Arya = Leia (princess on a diplomatic mission who loses an important MacGuffin that's then recovered by the Farm Boy)

etc.

dont forget the magical multicolored swords
and them basically fighting the emporer and the galactic empire

There's even a scene in the last one where the Emperor makes him duel his long-lost family member in the throne room

Eragon was absolute shit, and I even knew that as a faggot 16-year-old. I didn't read the others so I can't realistically comment on them, but if they were anything like Eragon, they were EXTREMELY derivative of Star Wars. And not even in the "hurr durr Hero's Journey" type way that people often say stuff is derivative of Star Wars; I'm talking EVERYTHING in the book has an equivalent to the galaxy far, far away.

Correct me if I'm wrong, but wasn't the antagonistic entity in Eragon actually CALLED "The Empire?"

I was legitimately a huge Eragon fan at age 9. Loved the first two books. Book 3 came out a few years later though, and it was both really predictable and really boring. Book 4 was worse. I think if he would have stuck with the "Eragon/Eldest/Empire" trilogy plan he had originally, he could have a legitimate cult following, but he just didn't handle fame/ending the series well.

I wasn't thinking about the star-wars-derivitive plot elements when I read the book; I was too caught up in world of Ala-GAY-sha. It's been almost a decade since I read the first book, and I can still visualize that damned map at the beginning of the book, can still trace the long ass journey he made through all those fields and towns, and can still recall the qualities of every conquered villain.

It read like a video game. It was progressive, melodramatic, and stupid, but at least the graphics and journey inside my head were better than another shitty round of MW2. I'm not denying Paolini, at the tender age of 18, was already a hack, but I feel we forget the demographic we used to belong to back-when ragging on it nowadays. We're all in this thread because middle school us fell for it, and hopefully got something out of it.

First time reading it, I realized the story was shit when Eragon was asking if the language ever had a name, and Brom was like, "Hmmm... No, but if there was, it'd be OP as hell." Well Hell, how did the book end?

My fav scene of the whole series was/is when Eragon and his dragon fly so high that they realize the earth has a curvature. Second would be the description of the Beor mountains and the under-mountain city Trumul-Dor(?) at the end of book one.

I remember enjoying it a lot when I was 11. Never read the third or fourth books though because by then I wasn't into fantasy

I agree, Spongebob is one of the best series to have ever broadcast on television. A shame it's been going downhill sometime in Season 6.

I enjoyed it when I was maximum-overunderage but by the time the last one was out I had kind of a post season-1 Game of Thrones relationship with it where I just wanted to see how hard he could crash the plane with no survivors.

The part that really burned my ass was the explanation at the end that everyone who fought in the rebel alliance gets an equal amount of money, not much to the nobles but an awesome amount to the farmers apparently.

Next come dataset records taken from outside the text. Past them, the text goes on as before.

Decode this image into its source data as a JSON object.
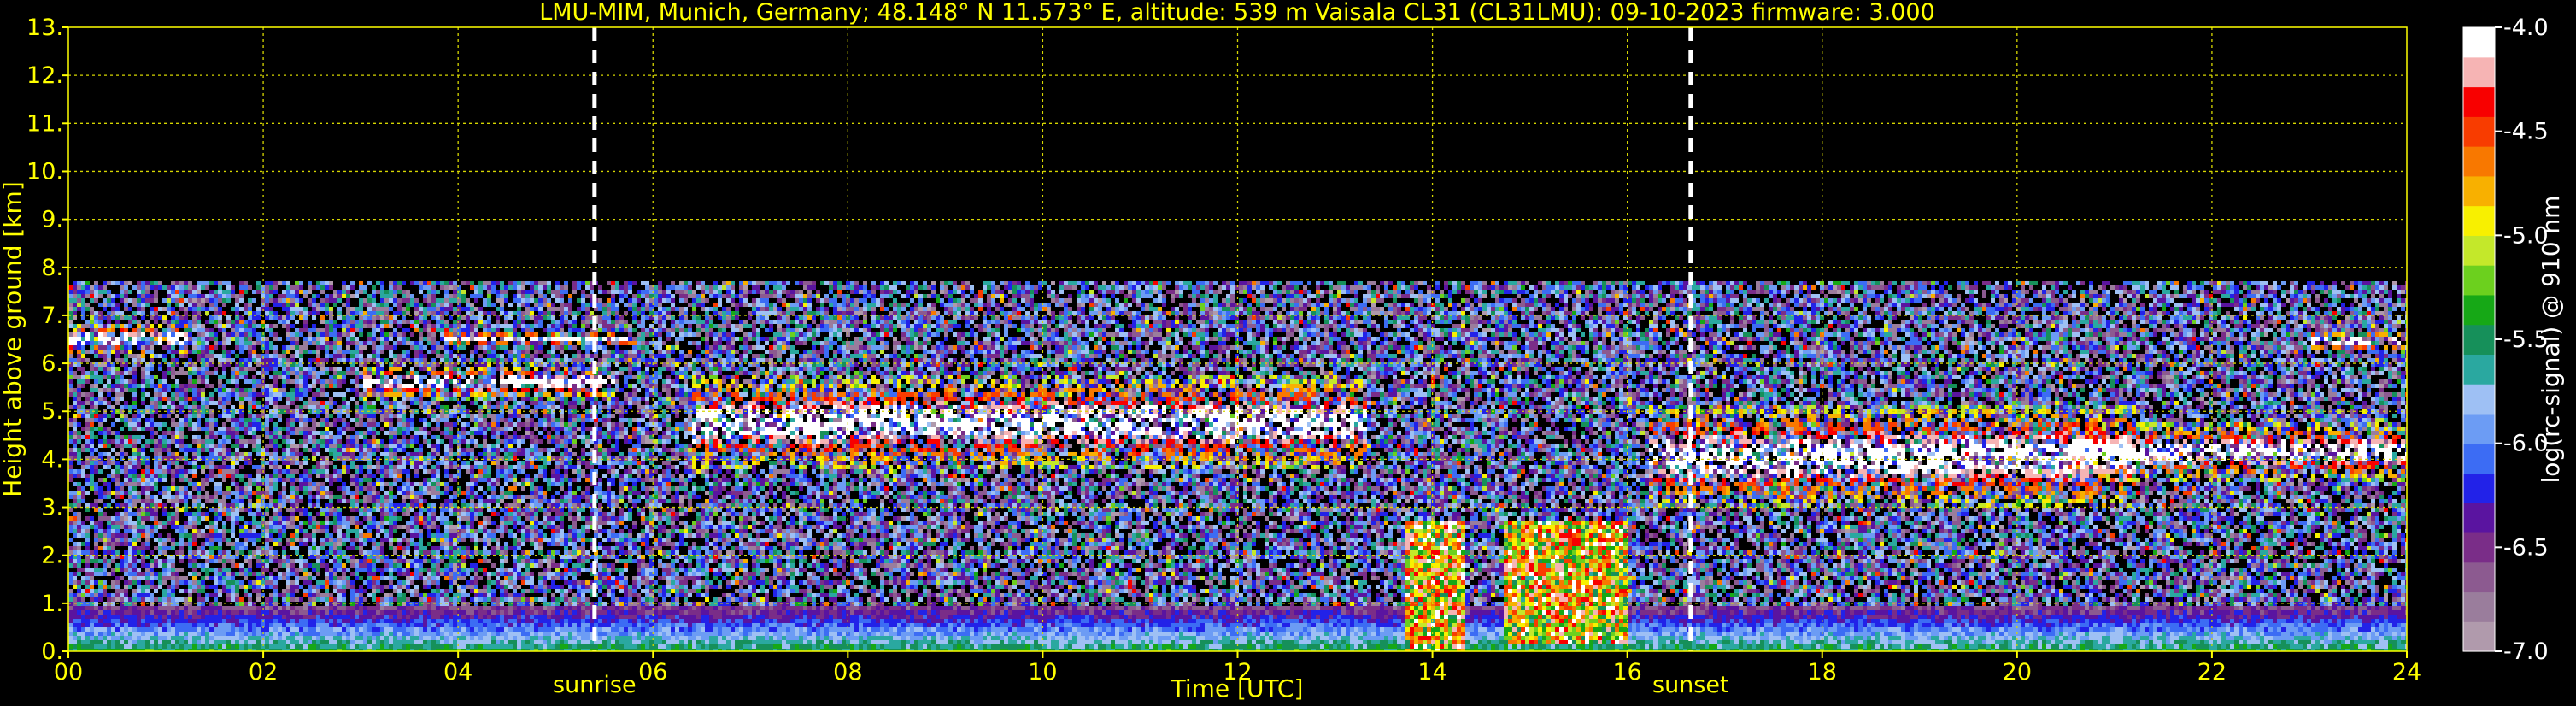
{
  "chart_data": {
    "type": "heatmap",
    "title": "LMU-MIM, Munich, Germany; 48.148° N 11.573° E, altitude: 539 m    Vaisala CL31 (CL31LMU): 09-10-2023    firmware: 3.000",
    "xlabel": "Time [UTC]",
    "ylabel": "Height above ground [km]",
    "xlim": [
      0,
      24
    ],
    "ylim": [
      0,
      13
    ],
    "x_ticks": [
      0,
      2,
      4,
      6,
      8,
      10,
      12,
      14,
      16,
      18,
      20,
      22,
      24
    ],
    "x_tick_labels": [
      "00",
      "02",
      "04",
      "06",
      "08",
      "10",
      "12",
      "14",
      "16",
      "18",
      "20",
      "22",
      "24"
    ],
    "y_ticks": [
      0,
      1,
      2,
      3,
      4,
      5,
      6,
      7,
      8,
      9,
      10,
      11,
      12,
      13
    ],
    "y_tick_labels": [
      "0.",
      "1.",
      "2.",
      "3.",
      "4.",
      "5.",
      "6.",
      "7.",
      "8.",
      "9.",
      "10.",
      "11.",
      "12.",
      "13."
    ],
    "grid": true,
    "measurement_top_km": 7.7,
    "markers": [
      {
        "label": "sunrise",
        "x": 5.4
      },
      {
        "label": "sunset",
        "x": 16.65
      }
    ],
    "colorbar": {
      "label": "log(rc-signal) @ 910 nm",
      "range": [
        -7.0,
        -4.0
      ],
      "ticks": [
        -7.0,
        -6.5,
        -6.0,
        -5.5,
        -5.0,
        -4.5,
        -4.0
      ],
      "tick_labels": [
        "-7.0",
        "-6.5",
        "-6.0",
        "-5.5",
        "-5.0",
        "-4.5",
        "-4.0"
      ],
      "colors": [
        "#b09aac",
        "#9a7d9c",
        "#8c5a90",
        "#7a2d88",
        "#5a14a0",
        "#2222e8",
        "#3c6cf4",
        "#6c9cf4",
        "#9ec0f4",
        "#2aa8a0",
        "#16905a",
        "#16a816",
        "#6cd01e",
        "#c4e82a",
        "#f8f000",
        "#f8b000",
        "#f87800",
        "#f83c00",
        "#f80000",
        "#f6b4b4",
        "#ffffff"
      ]
    },
    "features": [
      {
        "name": "boundary layer aerosol",
        "x": [
          0,
          24
        ],
        "height_km": [
          0,
          1.0
        ]
      },
      {
        "name": "cloud layer",
        "x": [
          0,
          1.2
        ],
        "height_km": [
          6.2,
          6.9
        ]
      },
      {
        "name": "cloud layer",
        "x": [
          3.8,
          5.8
        ],
        "height_km": [
          6.4,
          6.7
        ]
      },
      {
        "name": "cloud layer",
        "x": [
          3.0,
          5.6
        ],
        "height_km": [
          5.3,
          6.0
        ]
      },
      {
        "name": "cloud layer",
        "x": [
          6.4,
          13.3
        ],
        "height_km": [
          3.8,
          5.8
        ]
      },
      {
        "name": "precipitation",
        "x": [
          13.7,
          14.3
        ],
        "height_km": [
          0,
          2.8
        ]
      },
      {
        "name": "precipitation",
        "x": [
          14.7,
          16.0
        ],
        "height_km": [
          0.2,
          2.8
        ]
      },
      {
        "name": "cloud layer",
        "x": [
          16.2,
          21.2
        ],
        "height_km": [
          3.0,
          5.2
        ]
      },
      {
        "name": "cloud layer",
        "x": [
          20.5,
          24
        ],
        "height_km": [
          3.6,
          4.8
        ]
      },
      {
        "name": "cloud layer",
        "x": [
          23.0,
          24
        ],
        "height_km": [
          6.3,
          6.7
        ]
      }
    ]
  }
}
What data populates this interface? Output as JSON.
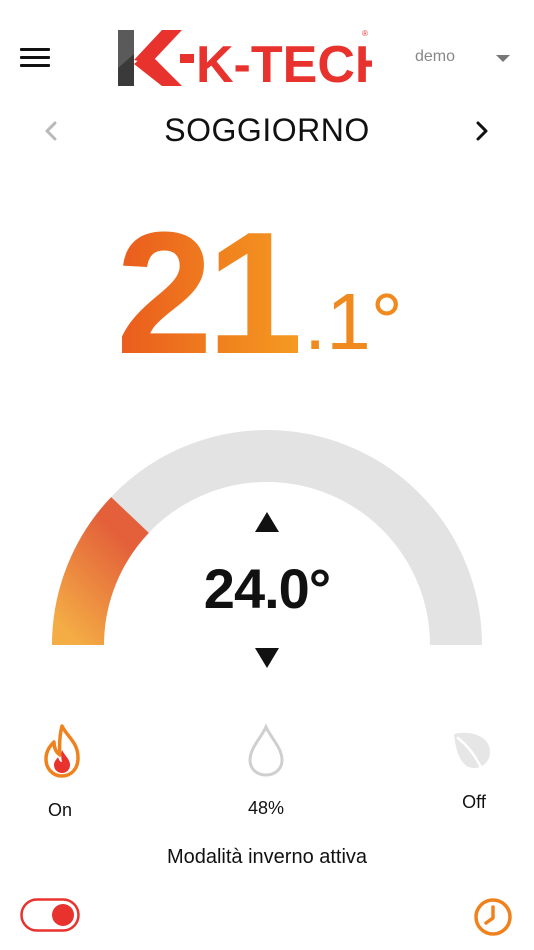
{
  "header": {
    "brand": "K-TECH",
    "user": "demo"
  },
  "room": {
    "name": "SOGGIORNO"
  },
  "temperature": {
    "integer": "21",
    "decimal": ".1°"
  },
  "setpoint": {
    "value": "24.0°"
  },
  "status": {
    "heating": "On",
    "humidity": "48%",
    "eco": "Off",
    "mode": "Modalità inverno attiva"
  },
  "toggle": {
    "on": true
  },
  "colors": {
    "accent": "#f0821e",
    "accent_dark": "#ea5a1e",
    "toggle_red": "#e8322d",
    "gauge_track": "#e3e3e3"
  },
  "icons": {
    "menu": "hamburger-icon",
    "prev": "chevron-left-icon",
    "next": "chevron-right-icon",
    "up": "triangle-up-icon",
    "down": "triangle-down-icon",
    "heating": "flame-icon",
    "humidity": "drop-icon",
    "eco": "leaf-icon",
    "schedule": "clock-icon"
  }
}
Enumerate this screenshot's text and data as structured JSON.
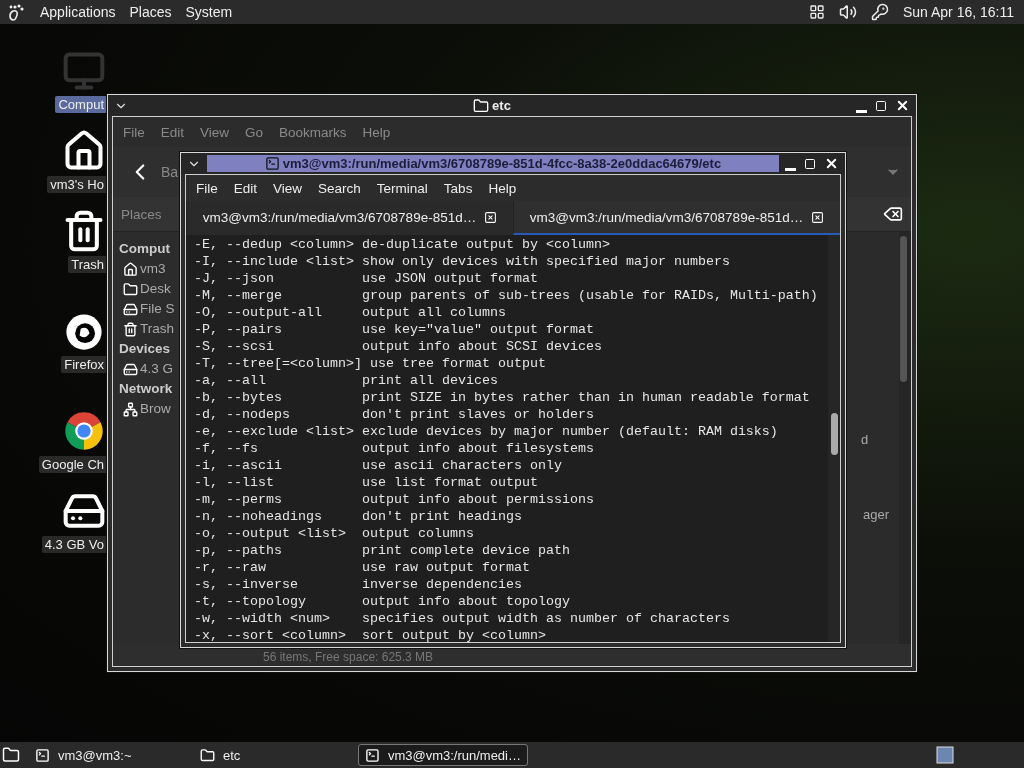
{
  "top_panel": {
    "menus": [
      "Applications",
      "Places",
      "System"
    ],
    "clock": "Sun Apr 16, 16:11"
  },
  "desktop_icons": [
    {
      "label": "Comput",
      "kind": "computer",
      "selected": true
    },
    {
      "label": "vm3's Ho",
      "kind": "home",
      "selected": false
    },
    {
      "label": "Trash",
      "kind": "trash",
      "selected": false
    },
    {
      "label": "Firefox",
      "kind": "firefox",
      "selected": false
    },
    {
      "label": "Google Ch",
      "kind": "chrome",
      "selected": false
    },
    {
      "label": "4.3 GB Vo",
      "kind": "disk",
      "selected": false
    }
  ],
  "file_manager": {
    "title": "etc",
    "menu": [
      "File",
      "Edit",
      "View",
      "Go",
      "Bookmarks",
      "Help"
    ],
    "back_label": "Ba",
    "places_label": "Places",
    "sidebar": [
      {
        "heading": "Comput",
        "items": [
          {
            "label": "vm3",
            "kind": "home"
          },
          {
            "label": "Desk",
            "kind": "folder"
          },
          {
            "label": "File S",
            "kind": "disk"
          },
          {
            "label": "Trash",
            "kind": "trash"
          }
        ]
      },
      {
        "heading": "Devices",
        "items": [
          {
            "label": "4.3 G",
            "kind": "disk"
          }
        ]
      },
      {
        "heading": "Network",
        "items": [
          {
            "label": "Brow",
            "kind": "network"
          }
        ]
      }
    ],
    "content_fragments": [
      "d",
      "ager"
    ],
    "status": "56 items, Free space: 625.3 MB"
  },
  "terminal": {
    "title": "vm3@vm3:/run/media/vm3/6708789e-851d-4fcc-8a38-2e0ddac64679/etc",
    "menu": [
      "File",
      "Edit",
      "View",
      "Search",
      "Terminal",
      "Tabs",
      "Help"
    ],
    "tabs": [
      {
        "label": "vm3@vm3:/run/media/vm3/6708789e-851d…",
        "selected": false
      },
      {
        "label": "vm3@vm3:/run/media/vm3/6708789e-851d…",
        "selected": true
      }
    ],
    "lines": [
      "-E, --dedup <column> de-duplicate output by <column>",
      "-I, --include <list> show only devices with specified major numbers",
      "-J, --json           use JSON output format",
      "-M, --merge          group parents of sub-trees (usable for RAIDs, Multi-path)",
      "-O, --output-all     output all columns",
      "-P, --pairs          use key=\"value\" output format",
      "-S, --scsi           output info about SCSI devices",
      "-T, --tree[=<column>] use tree format output",
      "-a, --all            print all devices",
      "-b, --bytes          print SIZE in bytes rather than in human readable format",
      "-d, --nodeps         don't print slaves or holders",
      "-e, --exclude <list> exclude devices by major number (default: RAM disks)",
      "-f, --fs             output info about filesystems",
      "-i, --ascii          use ascii characters only",
      "-l, --list           use list format output",
      "-m, --perms          output info about permissions",
      "-n, --noheadings     don't print headings",
      "-o, --output <list>  output columns",
      "-p, --paths          print complete device path",
      "-r, --raw            use raw output format",
      "-s, --inverse        inverse dependencies",
      "-t, --topology       output info about topology",
      "-w, --width <num>    specifies output width as number of characters",
      "-x, --sort <column>  sort output by <column>"
    ]
  },
  "taskbar": {
    "items": [
      {
        "label": "vm3@vm3:~",
        "kind": "terminal",
        "selected": false
      },
      {
        "label": "etc",
        "kind": "folder",
        "selected": false
      },
      {
        "label": "vm3@vm3:/run/medi…",
        "kind": "terminal",
        "selected": true
      }
    ]
  }
}
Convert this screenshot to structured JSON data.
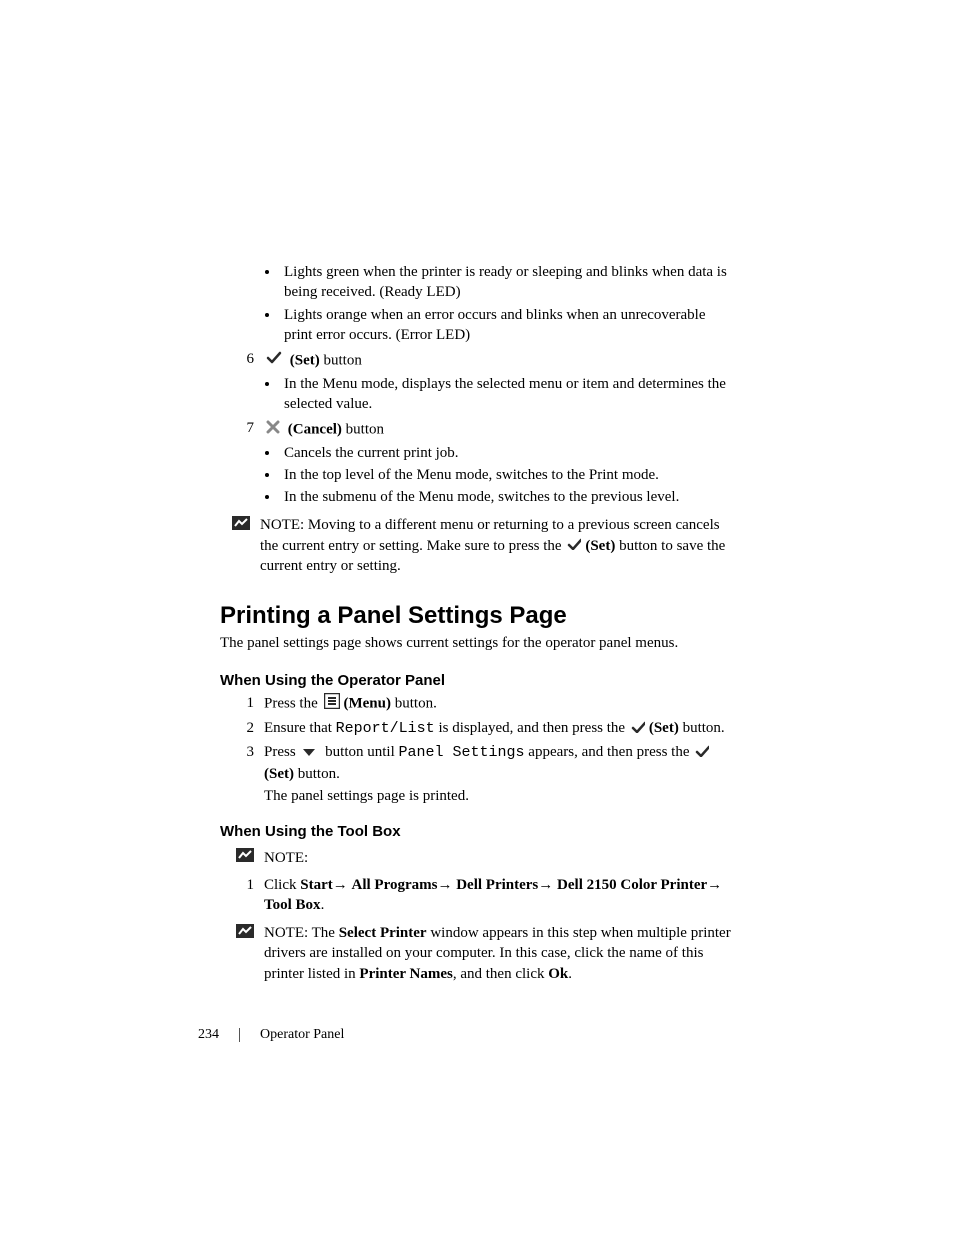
{
  "led": {
    "green": "Lights green when the printer is ready or sleeping and blinks when data is being received. (Ready LED)",
    "orange": "Lights orange when an error occurs and blinks when an unrecoverable print error occurs. (Error LED)"
  },
  "item6": {
    "num": "6",
    "label_bold": "(Set)",
    "label_rest": " button",
    "sub1": "In the Menu mode, displays the selected menu or item and determines the selected value."
  },
  "item7": {
    "num": "7",
    "label_bold": "(Cancel)",
    "label_rest": " button",
    "sub1": "Cancels the current print job.",
    "sub2": "In the top level of the Menu mode, switches to the Print mode.",
    "sub3": "In the submenu of the Menu mode, switches to the previous level."
  },
  "note1": {
    "prefix": "NOTE: ",
    "part1": "Moving to a different menu or returning to a previous screen cancels the current entry or setting. Make sure to press the ",
    "set_bold": "(Set)",
    "part2": " button to save the current entry or setting."
  },
  "section": {
    "title": "Printing a Panel Settings Page",
    "intro": "The panel settings page shows current settings for the operator panel menus."
  },
  "sub_a": {
    "title": "When Using the Operator Panel",
    "s1": {
      "n": "1",
      "pre": "Press the ",
      "menu_bold": "(Menu)",
      "post": " button."
    },
    "s2": {
      "n": "2",
      "pre": "Ensure that ",
      "code": "Report/List",
      "mid": " is displayed, and then press the ",
      "set_bold": "(Set)",
      "post": " button."
    },
    "s3": {
      "n": "3",
      "pre": "Press ",
      "mid1": " button until ",
      "code": "Panel Settings",
      "mid2": " appears, and then press the ",
      "set_bold": "(Set)",
      "post": " button."
    },
    "result": "The panel settings page is printed."
  },
  "sub_b": {
    "title": "When Using the Tool Box",
    "note_label": "NOTE:",
    "s1": {
      "n": "1",
      "pre": "Click ",
      "p1": "Start",
      "arrow": "→ ",
      "p2": "All Programs",
      "p3": "Dell Printers",
      "p4": "Dell 2150 Color Printer",
      "p5": "Tool Box",
      "end": "."
    },
    "note2": {
      "prefix": "NOTE: ",
      "part1": "The ",
      "bold1": "Select Printer",
      "part2": " window appears in this step when multiple printer drivers are installed on your computer. In this case, click the name of this printer listed in ",
      "bold2": "Printer Names",
      "part3": ", and then click ",
      "bold3": "Ok",
      "part4": "."
    }
  },
  "footer": {
    "page": "234",
    "label": "Operator Panel"
  }
}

This was as far as I know the first mention of some kind of nobility existing in this place. If they were around before they did fuck all. Everything feels so awfully contrived and shallow.

Season 4 was GOAT

I thought the first book was really fun as a kid until I noticed all the Star Wars similarities.

>Paolini began nearly every chapter of Eragon with "Eragon woke up"
Into the trash it goes I guess

Roran was only fighting men, but it's still a ridiculous scene.